Tuesday, August 7, 2012

And the Two Shall Become One

During our premarital class, Ephesians 5:31 finds its way into the lesson. I don’t give it much thought; it’s standard stuff. Darling Husband and I are Christians and it’s a Christian class, so we’re familiar with the scripture. It’s actually kind of romantic, picturing DH and me holding hands, smiling at each other, connected; feeling the “oneness.”

Little did I know back then how much time and effort that oneness takes. I’m not talking about the “in good times and in bad, in sickness and in health, until death do us part;” I get the commitment thing and I’m in for the long haul. I’m talking about the company parties, social gatherings, sporting events, and the way he likes to spend the weekends and vacations. (I touched on this in my post, Vacation: Let’s Relax or Let’s Go!)
I’ll be honest and say that it’s a chore to make sure the children get to where they need to be, rearrange my schedule, and dress for the occasion; however, 99% of the time, I have a good time when we’re out together.

Really. I do.

Okay, so sitting in the cold at a college football game isn’t high on my list; but… if I can socialize while there, I’m good.

During the first year of marriage, when Darling Husband and I were adjusting to being one, I went to various functions after agonizing over what I should wear. I shook hands, smiled, repeated the story of how DH and I met, listened to shop talk and politics, and smiled and shook more hands. I was the new wife in an unfamiliar city, following my husband’s lead to where I lived, went to church, and to meeting new people. He was proud of me and I was proud of him. We were a happy couple, yet, I lacked something.

It would be only a few months until I began the journey out of this gentle wilderness. I met Aqua, who became my first gal pal in my new city; someone who did not know DH and who did not base any of our conversations on him.

Fifteen months after saying I do (or was it I will), the first child was here, and there would be two more in the next four and a half years. I entered the world of play groups and birthday parties where I met more gal pals; while still nurturing my oneness with DH, of course. I hung in there with his social outings as my feet swelled during pregnancies and my breasts swelled during periods of lactation.
But then Child #1 went to kindergarten. Late evening outings and next morning early wake-ups equaled stress. Eventually, DH had to explain to his cronies and business associates that the little woman couldn’t make it because she had to get the kids to bed and ready for school the next day. It’s interesting how the husband seems to be in better standing when his wife is with him for everyone to see. Do people feel the same about a woman needing to bring her husband along?

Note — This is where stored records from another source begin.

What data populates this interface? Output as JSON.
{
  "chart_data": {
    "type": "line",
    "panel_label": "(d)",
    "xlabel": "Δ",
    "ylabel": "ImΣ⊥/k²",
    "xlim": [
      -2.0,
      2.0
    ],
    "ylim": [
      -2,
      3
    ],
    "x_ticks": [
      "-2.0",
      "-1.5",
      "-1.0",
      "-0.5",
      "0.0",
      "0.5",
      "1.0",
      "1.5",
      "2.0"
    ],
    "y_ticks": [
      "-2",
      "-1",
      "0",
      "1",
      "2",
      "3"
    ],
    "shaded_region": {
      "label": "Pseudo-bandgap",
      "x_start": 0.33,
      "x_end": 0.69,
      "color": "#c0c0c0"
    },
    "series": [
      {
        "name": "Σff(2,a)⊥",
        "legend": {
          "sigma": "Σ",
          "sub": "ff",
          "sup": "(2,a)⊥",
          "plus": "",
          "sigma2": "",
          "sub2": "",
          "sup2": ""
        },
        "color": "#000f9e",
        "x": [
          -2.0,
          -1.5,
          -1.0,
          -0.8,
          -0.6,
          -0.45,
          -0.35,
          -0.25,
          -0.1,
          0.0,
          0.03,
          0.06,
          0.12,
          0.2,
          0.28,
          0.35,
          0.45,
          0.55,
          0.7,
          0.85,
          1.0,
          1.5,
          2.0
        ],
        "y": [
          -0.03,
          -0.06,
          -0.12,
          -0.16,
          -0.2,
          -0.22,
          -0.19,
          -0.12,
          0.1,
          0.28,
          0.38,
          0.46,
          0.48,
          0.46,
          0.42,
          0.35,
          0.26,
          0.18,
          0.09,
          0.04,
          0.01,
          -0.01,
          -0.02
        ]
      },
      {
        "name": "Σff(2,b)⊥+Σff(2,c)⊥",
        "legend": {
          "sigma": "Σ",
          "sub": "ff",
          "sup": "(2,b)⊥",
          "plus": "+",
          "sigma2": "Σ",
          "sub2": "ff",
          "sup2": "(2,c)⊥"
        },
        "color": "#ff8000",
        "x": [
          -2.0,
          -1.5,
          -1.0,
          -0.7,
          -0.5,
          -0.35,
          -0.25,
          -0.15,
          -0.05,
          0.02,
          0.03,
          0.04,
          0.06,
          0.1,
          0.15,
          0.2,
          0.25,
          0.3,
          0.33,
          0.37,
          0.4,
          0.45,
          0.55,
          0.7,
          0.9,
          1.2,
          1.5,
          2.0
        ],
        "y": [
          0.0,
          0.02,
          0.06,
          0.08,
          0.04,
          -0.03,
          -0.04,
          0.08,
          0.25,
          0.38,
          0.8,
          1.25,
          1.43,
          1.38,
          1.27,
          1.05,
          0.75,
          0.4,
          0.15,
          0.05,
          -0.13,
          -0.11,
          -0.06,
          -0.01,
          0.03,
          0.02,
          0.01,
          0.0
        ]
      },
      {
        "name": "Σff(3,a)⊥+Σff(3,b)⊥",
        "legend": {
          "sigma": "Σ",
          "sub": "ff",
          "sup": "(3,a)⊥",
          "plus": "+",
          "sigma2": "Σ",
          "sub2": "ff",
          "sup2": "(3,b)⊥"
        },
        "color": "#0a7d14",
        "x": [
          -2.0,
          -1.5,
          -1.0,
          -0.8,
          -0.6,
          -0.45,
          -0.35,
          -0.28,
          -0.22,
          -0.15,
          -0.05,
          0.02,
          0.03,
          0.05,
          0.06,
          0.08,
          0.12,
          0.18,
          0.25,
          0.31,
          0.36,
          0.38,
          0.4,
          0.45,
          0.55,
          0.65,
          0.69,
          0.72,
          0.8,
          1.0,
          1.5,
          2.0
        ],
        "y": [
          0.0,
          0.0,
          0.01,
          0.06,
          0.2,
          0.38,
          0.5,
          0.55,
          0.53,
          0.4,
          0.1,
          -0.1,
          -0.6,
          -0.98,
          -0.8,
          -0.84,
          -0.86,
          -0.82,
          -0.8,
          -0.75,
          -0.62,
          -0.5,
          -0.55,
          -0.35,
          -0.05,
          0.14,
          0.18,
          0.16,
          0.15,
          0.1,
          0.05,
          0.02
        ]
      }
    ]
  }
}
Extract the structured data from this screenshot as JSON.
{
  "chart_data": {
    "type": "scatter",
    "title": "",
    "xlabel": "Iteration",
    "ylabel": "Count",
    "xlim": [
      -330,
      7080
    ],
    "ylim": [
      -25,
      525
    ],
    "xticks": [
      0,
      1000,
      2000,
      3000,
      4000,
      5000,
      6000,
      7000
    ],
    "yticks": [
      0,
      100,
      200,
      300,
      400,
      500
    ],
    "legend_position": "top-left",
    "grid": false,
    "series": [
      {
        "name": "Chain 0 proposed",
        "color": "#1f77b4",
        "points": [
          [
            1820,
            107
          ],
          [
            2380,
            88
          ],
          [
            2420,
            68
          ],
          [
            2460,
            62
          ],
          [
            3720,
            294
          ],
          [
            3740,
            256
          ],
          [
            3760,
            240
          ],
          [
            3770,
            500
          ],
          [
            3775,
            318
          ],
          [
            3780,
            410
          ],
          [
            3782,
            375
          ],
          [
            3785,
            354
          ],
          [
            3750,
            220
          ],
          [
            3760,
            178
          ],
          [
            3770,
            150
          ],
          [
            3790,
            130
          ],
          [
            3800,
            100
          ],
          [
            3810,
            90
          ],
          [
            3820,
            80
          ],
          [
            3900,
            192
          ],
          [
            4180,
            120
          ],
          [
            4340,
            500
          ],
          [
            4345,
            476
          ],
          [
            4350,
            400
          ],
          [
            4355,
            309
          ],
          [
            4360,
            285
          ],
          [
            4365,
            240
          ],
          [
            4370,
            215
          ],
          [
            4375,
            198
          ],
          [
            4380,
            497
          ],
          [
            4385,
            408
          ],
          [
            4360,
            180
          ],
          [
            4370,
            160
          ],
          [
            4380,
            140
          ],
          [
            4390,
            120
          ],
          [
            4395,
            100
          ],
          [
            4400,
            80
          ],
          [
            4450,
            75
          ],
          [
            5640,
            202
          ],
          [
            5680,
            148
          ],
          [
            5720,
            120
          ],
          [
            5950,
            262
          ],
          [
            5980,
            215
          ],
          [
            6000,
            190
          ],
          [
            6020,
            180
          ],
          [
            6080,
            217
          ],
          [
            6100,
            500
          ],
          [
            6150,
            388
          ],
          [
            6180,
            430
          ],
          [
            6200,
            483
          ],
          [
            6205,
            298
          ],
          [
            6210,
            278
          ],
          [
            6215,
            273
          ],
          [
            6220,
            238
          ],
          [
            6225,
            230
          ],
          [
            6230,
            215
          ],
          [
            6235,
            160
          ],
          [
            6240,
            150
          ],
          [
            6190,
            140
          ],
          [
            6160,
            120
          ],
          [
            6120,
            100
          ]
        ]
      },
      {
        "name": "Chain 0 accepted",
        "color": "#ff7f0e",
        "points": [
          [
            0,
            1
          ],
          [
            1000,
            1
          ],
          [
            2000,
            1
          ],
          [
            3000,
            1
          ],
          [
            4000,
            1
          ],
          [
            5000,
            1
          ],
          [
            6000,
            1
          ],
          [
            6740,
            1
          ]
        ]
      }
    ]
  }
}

My friend Aqua told me that she and her husband made a deal; he doesn’t accompany her to her things, and she doesn’t accompany him to his. Both have occupations that require traveling and networking, and when they have down time, they relish it – doing what they want to do, individually or together. By the way, they have no kids.

Can you guess where I’m going with this?

I’ve been studying my girlfriends and their marriages over the years and thinking about my own relationship with DH regarding the oneness that most of us committed to during the marriage vows. Is the oneness composed of two equal parts, or did one part get diluted and the other part get stronger? Do the expectations of one spouse burden the other?
I have a friend who rarely leaves her husband and kids at home for a short girls outing; like, to have coffee. So a trip out of town with the girls is a definite no-no; says it doesn’t interest her.  Her husband doesn’t seem to be interested in hanging out with friends either, soooo… I guess they’re okay.

On the other hand, another gal pal takes a vacation with the girls every year. She prepares the frozen meals to leave behind (with instructions), gets the laundry done, schedules the car pools, etc. and is gone!

Quite a contrast between the two of them. Friend #1 gets an A on the oneness report card.

I’m not as adventurous as Friend #2, but I don’t get an A either.

While my husband and I share certain “likes” and act upon them when we can, we also differ. As my children have grown, and as I have gotten older, realizing that life is short, I’ve chosen to spend my free time being free. (For those of you who are gasping, my freedom does not include any wayward, unwifely activity. Smile No worries: Darling Husband and I will forever be one.)

Many years ago, I heard TV journalist Charlie Gibson answer a question about his wife; “She’s off doing whatever she does.” It was his way of saying that she has a life, too.

I like that.

How much do you do with (or for) your spouse when you really don’t want to? How much does he/she do for you when not especially interested?